小坂村の百坂刑場

 実は小坂村には江戸時代から明治初めにかけて下口刑法場が置かれていました。このことは『金澤古蹟志』第十二編 巻34の 「刑法場跡」に詳しく書かれています。

 

 要約すると、享保十六年(1731年)十月に御所村の長次郎が刑法場について言うには、五十年程以前は百坂村領往還際東の山の手にあったが往来に程近く人々が難儀したので金くさり橋の下河原に移った。しかしここは場所が悪いので小坂村領山の根に移転したとあります。

 

 この小坂村領の下口刑法場は以前は百坂にあったので後々まで「百坂刑場」と呼ばれていました。『亀の尾の記』の百ヶ坂村に次のように書かれています。

 

 「百ヶ坂に突のけと伝ふ所あり。いにしへ刑法場にてありしが、磔の刑に行はるるもの多くありしに、大勢にて一人突きもらしありしゆえ突のけと伝ふよし。此場城下に遠くして不便なるを以って、小坂村領へ移すにより今尚百ヶ坂と唱ふ」

 (国立国会図書館デジタルコレクション https://dl.ndl.go.jp/pid/1118515/1/58

 

 また、『石川縣河北郡誌』第十五章 小坂村には次のような記載があります。

 「○刑場 百坂地内にはツキノキなる處あり、小坂地内にはハリツケ場と云ふ處あり。孰れも藩政時代の刑場なり。小坂のハリツケ場は現時工場となり居れり」

 (国立国会図書館デジタルコレクション https://dl.ndl.go.jp/pid/960777/1/236

 

 もし、下口刑法場の所在地が小坂村の小字「三ツ屋」だったとしたら、それこそが「三ツ屋刑場」だと断言しても良いのではないでしょうか。

 

 ではまず、小坂村の三ツ屋とはどこを指すのでしょうか。現在小坂村は小坂町になり、小字の表記は地名には見つかりません。

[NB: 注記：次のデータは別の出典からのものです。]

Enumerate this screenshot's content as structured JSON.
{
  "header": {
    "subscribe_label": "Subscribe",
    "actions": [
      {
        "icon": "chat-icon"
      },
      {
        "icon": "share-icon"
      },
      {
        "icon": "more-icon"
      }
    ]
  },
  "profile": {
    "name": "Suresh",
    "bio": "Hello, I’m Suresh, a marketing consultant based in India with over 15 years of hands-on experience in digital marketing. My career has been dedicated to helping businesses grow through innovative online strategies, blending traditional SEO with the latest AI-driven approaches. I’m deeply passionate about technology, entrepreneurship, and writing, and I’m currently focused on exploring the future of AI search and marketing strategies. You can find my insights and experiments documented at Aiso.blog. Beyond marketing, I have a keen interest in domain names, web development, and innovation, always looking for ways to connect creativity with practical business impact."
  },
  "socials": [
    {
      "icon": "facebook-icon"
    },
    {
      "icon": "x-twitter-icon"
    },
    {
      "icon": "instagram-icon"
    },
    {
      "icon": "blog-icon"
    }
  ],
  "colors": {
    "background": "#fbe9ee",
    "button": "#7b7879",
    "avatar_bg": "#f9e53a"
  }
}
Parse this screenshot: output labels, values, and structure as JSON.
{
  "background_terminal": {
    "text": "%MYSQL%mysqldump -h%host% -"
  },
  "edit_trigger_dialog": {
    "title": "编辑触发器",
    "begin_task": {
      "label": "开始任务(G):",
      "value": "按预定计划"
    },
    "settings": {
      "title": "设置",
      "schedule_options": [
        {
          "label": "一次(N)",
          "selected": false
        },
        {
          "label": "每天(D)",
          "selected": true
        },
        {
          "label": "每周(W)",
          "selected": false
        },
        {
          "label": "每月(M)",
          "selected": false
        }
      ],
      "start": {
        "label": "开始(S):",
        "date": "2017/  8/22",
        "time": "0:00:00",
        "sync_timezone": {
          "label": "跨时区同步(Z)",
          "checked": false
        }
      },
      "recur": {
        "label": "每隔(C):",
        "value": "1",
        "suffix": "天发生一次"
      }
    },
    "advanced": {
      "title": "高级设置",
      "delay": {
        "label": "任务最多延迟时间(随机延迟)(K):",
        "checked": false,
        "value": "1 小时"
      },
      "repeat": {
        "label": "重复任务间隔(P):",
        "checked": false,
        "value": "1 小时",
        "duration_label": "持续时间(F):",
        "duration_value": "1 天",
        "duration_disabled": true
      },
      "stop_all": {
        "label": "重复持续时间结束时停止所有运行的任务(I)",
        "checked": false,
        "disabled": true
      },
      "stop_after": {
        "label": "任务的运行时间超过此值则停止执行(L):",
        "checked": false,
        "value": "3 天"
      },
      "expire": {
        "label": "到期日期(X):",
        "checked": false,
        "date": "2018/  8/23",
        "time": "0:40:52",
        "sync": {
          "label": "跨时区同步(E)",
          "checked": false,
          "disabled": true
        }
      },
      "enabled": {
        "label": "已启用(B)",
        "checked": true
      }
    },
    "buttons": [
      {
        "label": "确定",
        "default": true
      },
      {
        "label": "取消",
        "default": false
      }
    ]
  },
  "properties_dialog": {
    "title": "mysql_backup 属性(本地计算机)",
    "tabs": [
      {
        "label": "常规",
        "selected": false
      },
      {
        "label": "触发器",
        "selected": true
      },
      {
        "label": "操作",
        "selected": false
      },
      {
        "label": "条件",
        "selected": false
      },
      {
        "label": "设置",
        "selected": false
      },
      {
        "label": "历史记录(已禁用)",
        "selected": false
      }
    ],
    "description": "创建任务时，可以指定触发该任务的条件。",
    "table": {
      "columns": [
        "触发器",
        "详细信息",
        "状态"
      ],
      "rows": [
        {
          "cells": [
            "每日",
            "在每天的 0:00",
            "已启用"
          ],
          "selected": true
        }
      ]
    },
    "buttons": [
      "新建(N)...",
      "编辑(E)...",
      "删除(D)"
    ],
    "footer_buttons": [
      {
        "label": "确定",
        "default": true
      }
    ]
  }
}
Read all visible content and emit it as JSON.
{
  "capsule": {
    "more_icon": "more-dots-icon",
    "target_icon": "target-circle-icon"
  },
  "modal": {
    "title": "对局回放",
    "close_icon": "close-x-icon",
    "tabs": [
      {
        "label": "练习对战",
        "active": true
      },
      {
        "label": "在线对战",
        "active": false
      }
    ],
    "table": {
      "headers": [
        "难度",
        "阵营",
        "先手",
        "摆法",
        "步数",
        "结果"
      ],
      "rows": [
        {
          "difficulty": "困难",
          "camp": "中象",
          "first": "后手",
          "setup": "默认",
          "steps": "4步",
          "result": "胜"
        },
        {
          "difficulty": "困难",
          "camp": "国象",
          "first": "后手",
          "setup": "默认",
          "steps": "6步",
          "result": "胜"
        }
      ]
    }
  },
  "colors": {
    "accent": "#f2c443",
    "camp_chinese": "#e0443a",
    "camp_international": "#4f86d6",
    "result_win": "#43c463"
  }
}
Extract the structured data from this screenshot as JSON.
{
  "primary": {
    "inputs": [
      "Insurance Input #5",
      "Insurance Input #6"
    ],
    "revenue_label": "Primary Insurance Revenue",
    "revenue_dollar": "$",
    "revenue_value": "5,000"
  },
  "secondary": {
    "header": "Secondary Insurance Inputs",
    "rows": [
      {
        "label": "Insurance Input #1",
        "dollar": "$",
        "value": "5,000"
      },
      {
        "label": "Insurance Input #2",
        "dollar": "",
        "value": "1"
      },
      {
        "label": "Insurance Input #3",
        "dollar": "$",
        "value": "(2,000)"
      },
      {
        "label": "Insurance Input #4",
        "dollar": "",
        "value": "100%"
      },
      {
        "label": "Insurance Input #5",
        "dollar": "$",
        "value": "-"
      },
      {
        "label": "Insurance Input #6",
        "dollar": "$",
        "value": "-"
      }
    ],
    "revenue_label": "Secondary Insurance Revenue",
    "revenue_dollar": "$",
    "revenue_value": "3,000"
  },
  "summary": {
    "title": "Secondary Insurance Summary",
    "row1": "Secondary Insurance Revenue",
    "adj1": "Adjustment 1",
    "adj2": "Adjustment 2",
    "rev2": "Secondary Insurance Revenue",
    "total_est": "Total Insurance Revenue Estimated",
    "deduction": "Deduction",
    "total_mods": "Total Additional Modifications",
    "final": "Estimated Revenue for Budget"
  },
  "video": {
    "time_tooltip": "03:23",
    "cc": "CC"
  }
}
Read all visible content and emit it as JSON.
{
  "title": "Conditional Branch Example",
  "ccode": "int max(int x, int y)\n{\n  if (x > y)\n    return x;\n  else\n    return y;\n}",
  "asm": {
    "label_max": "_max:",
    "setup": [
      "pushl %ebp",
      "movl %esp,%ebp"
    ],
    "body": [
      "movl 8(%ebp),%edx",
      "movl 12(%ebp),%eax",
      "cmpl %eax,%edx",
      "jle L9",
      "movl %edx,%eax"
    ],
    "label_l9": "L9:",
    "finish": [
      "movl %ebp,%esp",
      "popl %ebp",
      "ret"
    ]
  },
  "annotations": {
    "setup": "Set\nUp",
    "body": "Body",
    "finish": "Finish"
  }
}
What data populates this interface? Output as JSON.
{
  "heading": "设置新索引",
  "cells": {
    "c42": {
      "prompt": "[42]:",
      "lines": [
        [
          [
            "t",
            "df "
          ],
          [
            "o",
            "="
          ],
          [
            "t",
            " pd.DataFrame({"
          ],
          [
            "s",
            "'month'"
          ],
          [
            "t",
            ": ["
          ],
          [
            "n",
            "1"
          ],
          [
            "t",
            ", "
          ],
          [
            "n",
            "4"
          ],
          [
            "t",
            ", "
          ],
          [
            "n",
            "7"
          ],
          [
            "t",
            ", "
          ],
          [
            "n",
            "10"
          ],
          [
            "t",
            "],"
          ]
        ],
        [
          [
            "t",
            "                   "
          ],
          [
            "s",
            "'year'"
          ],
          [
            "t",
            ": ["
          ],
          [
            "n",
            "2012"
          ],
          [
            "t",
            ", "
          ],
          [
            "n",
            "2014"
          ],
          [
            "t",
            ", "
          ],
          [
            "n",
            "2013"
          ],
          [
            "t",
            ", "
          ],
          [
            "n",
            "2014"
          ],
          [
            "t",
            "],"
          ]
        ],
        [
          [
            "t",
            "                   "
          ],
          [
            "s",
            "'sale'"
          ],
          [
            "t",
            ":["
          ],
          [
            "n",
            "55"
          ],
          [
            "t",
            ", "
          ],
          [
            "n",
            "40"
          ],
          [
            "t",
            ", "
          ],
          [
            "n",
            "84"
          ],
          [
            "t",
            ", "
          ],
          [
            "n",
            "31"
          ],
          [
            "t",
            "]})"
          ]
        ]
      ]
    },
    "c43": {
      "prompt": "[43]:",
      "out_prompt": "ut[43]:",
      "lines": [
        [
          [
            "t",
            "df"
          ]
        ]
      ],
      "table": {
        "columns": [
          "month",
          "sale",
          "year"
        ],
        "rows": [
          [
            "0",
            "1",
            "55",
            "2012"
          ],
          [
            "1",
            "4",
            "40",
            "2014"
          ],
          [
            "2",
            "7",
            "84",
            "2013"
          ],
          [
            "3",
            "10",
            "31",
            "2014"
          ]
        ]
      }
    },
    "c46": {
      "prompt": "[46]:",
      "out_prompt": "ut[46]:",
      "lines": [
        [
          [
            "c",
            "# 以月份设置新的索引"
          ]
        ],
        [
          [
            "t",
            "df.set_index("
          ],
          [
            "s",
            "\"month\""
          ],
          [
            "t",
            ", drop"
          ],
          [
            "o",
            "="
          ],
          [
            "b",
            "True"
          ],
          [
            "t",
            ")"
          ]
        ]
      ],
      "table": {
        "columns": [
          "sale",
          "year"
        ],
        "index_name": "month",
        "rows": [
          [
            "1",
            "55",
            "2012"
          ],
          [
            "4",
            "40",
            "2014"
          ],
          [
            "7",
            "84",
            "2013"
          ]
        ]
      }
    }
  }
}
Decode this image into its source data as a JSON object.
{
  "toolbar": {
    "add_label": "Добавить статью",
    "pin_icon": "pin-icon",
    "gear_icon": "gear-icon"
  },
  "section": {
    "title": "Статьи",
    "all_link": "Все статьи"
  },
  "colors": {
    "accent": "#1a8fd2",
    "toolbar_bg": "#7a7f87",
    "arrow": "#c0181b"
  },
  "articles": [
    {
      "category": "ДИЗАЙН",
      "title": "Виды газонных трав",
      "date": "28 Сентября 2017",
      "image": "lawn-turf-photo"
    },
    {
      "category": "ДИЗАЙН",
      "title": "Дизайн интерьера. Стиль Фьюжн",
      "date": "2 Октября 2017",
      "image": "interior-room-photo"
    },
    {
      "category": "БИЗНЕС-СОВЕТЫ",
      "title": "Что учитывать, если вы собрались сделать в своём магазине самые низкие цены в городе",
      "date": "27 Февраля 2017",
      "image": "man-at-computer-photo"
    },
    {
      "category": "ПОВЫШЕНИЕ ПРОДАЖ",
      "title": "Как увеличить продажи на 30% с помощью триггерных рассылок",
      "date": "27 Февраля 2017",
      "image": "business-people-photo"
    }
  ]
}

 ところが町会名として小坂三ツ屋の名前が現在も使われていることがわかりました。


 小坂三ツ屋の話題に行く前に、ついでなので百坂のツキノキに関してもう少しだけ紹介しておきます。

1971年に小坂農業協同組合から出版された『小坂郷土史 北田八州治/編 』から。

 

 p34「突貫(百坂) 加賀騒動大槻の一味七人が磔刑(はりつけ)に処せられたところという。その折、旅人が救いを求める声に、その男を十字架より下したところ謝礼に足袋の中から金をとり出し与えた。両人とも無事その場を立ち去る事が出来たと伝えられている。ツキノキの地名は、刑に突き残されたための意であるとされる」

 この本の表紙の題は「小坂の歩み」と書かれていて金沢市立玉川図書館にて閲覧できます。

 ただこの話、加賀騒動が延享5年(1748年)ごろとすれば、百坂の刑場はすでに小坂村に移っていたはずなので真偽は不明。

 百坂のツキノキは現在の国道と旧街道が交わる百坂南交差点付近と云われています。